Lung cancer is one of the most common and serious types of cancer.
Around 47,000 people are diagnosed with the condition every year in the UK.
There are usually no signs or symptoms in the early stages of lung cancer, but many people with the condition eventually develop symptoms including:
– a persistent cough
– coughing up blood
– persistent breathlessness
– unexplained tiredness and weight loss
– an ache or pain when breathing or coughing
You should see a GP if you have these symptoms.
Types of lung cancer
There are two main forms of primary lung cancer.
These are classified by the type of cells in which the cancer starts growing.
– Non-small-cell lung cancer. The most common form, accounting for more than 87 per cent of cases.
– It can be one of three types: squamous cell carcinoma, adenocarcinoma or large-cell carcinoma.
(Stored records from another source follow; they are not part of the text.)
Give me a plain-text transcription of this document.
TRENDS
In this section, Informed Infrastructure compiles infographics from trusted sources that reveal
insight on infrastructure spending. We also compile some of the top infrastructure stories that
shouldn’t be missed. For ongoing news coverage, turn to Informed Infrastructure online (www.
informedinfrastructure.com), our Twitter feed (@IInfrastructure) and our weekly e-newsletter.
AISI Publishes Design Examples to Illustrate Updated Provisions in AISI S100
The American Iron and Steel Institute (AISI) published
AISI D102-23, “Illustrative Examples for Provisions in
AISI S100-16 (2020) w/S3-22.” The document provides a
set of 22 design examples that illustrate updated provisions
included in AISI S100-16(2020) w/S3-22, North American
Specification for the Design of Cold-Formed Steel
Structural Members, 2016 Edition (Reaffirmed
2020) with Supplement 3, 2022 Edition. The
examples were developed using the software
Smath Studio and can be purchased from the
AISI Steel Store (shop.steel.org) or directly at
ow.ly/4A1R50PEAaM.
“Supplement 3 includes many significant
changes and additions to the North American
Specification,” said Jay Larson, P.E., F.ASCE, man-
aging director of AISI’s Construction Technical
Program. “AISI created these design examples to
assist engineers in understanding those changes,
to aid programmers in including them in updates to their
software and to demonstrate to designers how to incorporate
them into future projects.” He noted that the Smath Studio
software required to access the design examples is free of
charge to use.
– Small-cell lung cancer – a less common form that usually spreads faster than non-small-cell lung cancer.
– The type of lung cancer you have determines which treatments are recommended.
Lung cancer mainly affects older people. It’s rare in people younger than 40.
More than four out of 10 people diagnosed with lung cancer in the UK are aged 75 and older.
Although people who have never smoked can develop lung cancer, smoking is the most common cause (accounting for about 72 per cent of cases).
This is because smoking involves regularly inhaling a number of different toxic substances.
Treating lung cancer
Treatment depends on the type of mutation the cancer has, how far it’s spread and how good your general health is.
If the condition is diagnosed early and the cancerous cells are confined to a small area, surgery to remove the affected area of lung may be recommended.
If surgery is unsuitable due to your general health, radiotherapy to destroy the cancerous cells may be recommended instead.
If the cancer has spread too far for surgery or radiotherapy to be effective, chemotherapy is usually used.
There are also a number of medicines known as targeted therapies.
They target a specific change in or around the cancer cells that is helping them to grow.
Targeted therapies cannot cure lung cancer but they can slow its spread.